[2025] EWHC 2997 (Fam)
Family Division of the High Court

[2025] EWHC 2997 (Fam)

Fecha: 31-Oct-2025

Proceedings

Proceedings

13.

The wife issued this application in Form A in August 2022. She was slow to file her Form E such that the First Appointment was not heard until much later, the 20 June 2023. In October 2023 (which was to have been an FDR) the parties agreed further directions and provision was made for a private FDR. That was missed because of delay in filing Mr Dodge’s report. There was a further directions appointment in February 2024, but the case appeared to fall out of the court’s listing regime for a period of time thereafter. Following a hearing before DJ Mulkis in December 2024 it was allocated to be heard by a High Court judge.

14.

Complaint is made by Mr Boydell of the repeated failure on the wife’s part to comply with court orders made for the efficient conduct of these proceedings. The wife tells me that she did not have the funds to meet her costs.

15.

The matter came before me on the 28 March 2025, and, by consent Mr Strickland was instructed. There was an FDR in June 2025 which did not settle the case.

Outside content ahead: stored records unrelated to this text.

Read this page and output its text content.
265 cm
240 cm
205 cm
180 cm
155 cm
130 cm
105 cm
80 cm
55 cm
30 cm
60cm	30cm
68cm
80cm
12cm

It then came before me for a PTR on the 30 September 2025. Controversially in her section 25 statement the wife made, for the first time, an allegation of non-disclosure against the husband, and potentially an allegation of conduct. There was in place a consensual direction recording that she was not going to rely on conduct. I made a further direction in the terms of the consensual direction preventing the wife running an allegation of conduct. While noting that the non-disclosure allegation was made late in the proceedings, and that there had been in place a direction to require the point to be clearly set out if it were to be taken prior to the FDR, I declined to strike out the paragraph in which she made the allegation of non-disclosure.

16.

There is no reference to a non-disclosure case in the terms of the wife’s allegation in her section 25 statement in Mr Lewis’s position statement for this hearing. He did however point out that he has discovered (while preparing the position statement) that a subsidiary of Company B (which is a subsidiary of Company A), Company C, has been recently sold. The sale had happened on the 1 October 2025, but had been expected (I subsequently heard) from May 2025 when heads of agreement had been signed. It is clearly a matter, as was accepted by Mr Boydell, that should have been drawn to the wife’s attention, the court’s attention, and the forensic accountants’ attention much earlier.

17.

I note that Mr Lewis tells me that in the Children Act proceedings findings were made that the relationship between the parties was ‘characterised by coercive control by the father and his family’.

18.

There have been a number of interim maintenance and legal service payment orders. The most recent maintenance pending suit order (of the 28 March 2025) was by consent and provided for the wife to be paid her rent (£5000pm), most utilities, and £4000 pm, as well as school fees and a one-off £6000 for a holiday to Australia.